Generic Name: Fluvoxamine



Luvox, the brand name of the drug fluvoxamine, is part of a class of antidepressants called selective serotonin reuptake inhibitors (SSRIs). This medication is only available via prescription and is used to treat social anxiety and obsessive compulsive thoughts and behaviors. It brings relief by increasing the amount of serotonin—a neurotransmitter that affects mood—in the body. In certain instances, this medication may be used to treat symptoms of depression.

Dosage FAQs
  • How should I take this medication?
    Luvox can be prescribed as a tablet or as an extended-release capsule. The extended-release capsule is taken once per day, usually at bedtime, while the tablet may be taken once or twice per day depending on your doctor or psychiatrist’s recommendation. Do not crush or chew extended-release capsules; swallow them whole. Your physician may start your treatment as a low dose, and gradually increase the amount of medication you take each day to find what is ideal for you. Do not take more or less of this medication, or take this medication for a longer or shorter period of time than is prescribed by your doctor—even if you feel well. Follow your doctor’s instructions exactly. It may take several weeks for the medication to accrue in your system in order to feel the therapeutic effects of this drug. Read the medication guide each time you refill your tablets or capsules as there may be new information regarding Luvox or SSRIs.
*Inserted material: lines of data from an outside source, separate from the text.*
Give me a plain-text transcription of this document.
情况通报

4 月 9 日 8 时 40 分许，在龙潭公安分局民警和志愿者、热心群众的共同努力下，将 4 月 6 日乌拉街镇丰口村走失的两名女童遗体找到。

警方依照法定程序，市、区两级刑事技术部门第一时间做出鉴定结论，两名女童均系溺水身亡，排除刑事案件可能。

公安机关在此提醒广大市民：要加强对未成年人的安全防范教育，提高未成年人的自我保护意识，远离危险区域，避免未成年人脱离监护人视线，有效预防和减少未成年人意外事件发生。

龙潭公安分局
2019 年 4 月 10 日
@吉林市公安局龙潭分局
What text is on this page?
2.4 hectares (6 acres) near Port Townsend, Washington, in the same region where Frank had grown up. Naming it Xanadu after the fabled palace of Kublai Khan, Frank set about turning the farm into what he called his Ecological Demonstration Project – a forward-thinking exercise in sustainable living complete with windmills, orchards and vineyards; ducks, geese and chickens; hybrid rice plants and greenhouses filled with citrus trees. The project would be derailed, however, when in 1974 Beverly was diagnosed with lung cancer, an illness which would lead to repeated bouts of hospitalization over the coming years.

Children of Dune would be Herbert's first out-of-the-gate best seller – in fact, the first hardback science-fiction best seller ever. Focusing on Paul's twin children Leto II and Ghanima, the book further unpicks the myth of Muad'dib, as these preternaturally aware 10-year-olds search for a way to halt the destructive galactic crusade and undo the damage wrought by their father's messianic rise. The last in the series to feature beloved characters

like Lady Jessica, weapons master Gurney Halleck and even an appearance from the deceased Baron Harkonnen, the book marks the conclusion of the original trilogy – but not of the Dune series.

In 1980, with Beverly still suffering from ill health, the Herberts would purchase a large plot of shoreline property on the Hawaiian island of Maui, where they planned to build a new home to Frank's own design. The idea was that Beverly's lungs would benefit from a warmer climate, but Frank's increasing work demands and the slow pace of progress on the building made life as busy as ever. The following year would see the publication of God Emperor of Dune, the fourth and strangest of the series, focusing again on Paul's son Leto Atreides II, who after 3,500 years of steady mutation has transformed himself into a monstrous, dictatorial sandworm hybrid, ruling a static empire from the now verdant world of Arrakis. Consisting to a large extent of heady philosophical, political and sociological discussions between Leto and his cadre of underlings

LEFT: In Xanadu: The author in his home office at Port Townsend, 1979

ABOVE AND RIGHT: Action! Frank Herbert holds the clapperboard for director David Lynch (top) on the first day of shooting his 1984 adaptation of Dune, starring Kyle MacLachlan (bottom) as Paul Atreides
  • What should I do if I forget to take a dose?
    Take the dose you forgot as soon as possible. If the time for your next scheduled dose is close, then skip the missed dose altogether. Taking more than the prescribed amount of medication, or taking two doses too quickly may lead to an overdose.
  • What should I do if I overdose on this medication?
    Call a poison control help line or call your healthcare advisor immediately. Signs of overdose include lowered potassium levels, low blood pressure, rapid heart rate, breathing problems, drowsiness, and vomiting.
  • Are there ways to get more out of my treatment with this drug?
    Many mental health conditions for which SSRIs are prescribed also show a range of positive results from treatment with psychotherapy. Social anxiety, OCD, and depression, for example, can all be treated with various types of psychotherapy. While medication may help a person find relief from debilitating symptoms, drugs do not teach a person to cope in healthy ways when emotions, behaviors, or thoughts are triggered by mental health conditions. Finding a qualified counselor or therapist may help improve a person’s quality of life more than seeking treatment with psychotropic drugs alone. Additionally, many therapists can help you find additional relief by helping you develop a meditation, breathing exercise, or yoga routine.
  • How should I store this medication?
    Keep Luvox tightly closed in its original container, at room temperature. Do not store this medication in locations which may be exposed to periods of excessive heat or moisture (for example, in the bathroom or kitchen). Keep this medication out of the reach of children.
  • Should I take Luvox if I am pregnant?
    You should talk to your doctor about alternative treatments if you become pregnant while taking this medication. If taken during pregnancy, this drug may cause high-pitched crying, tremors, difficulty sleeping, and other withdrawal symptoms in newborns. Newborns may also experience heart malformations and other serious heart and lung conditions. Do not breastfeed while taking this medication as fluvoxamine may pass into breast milk. However, do not stop taking this medication unless advised to do so by your physician.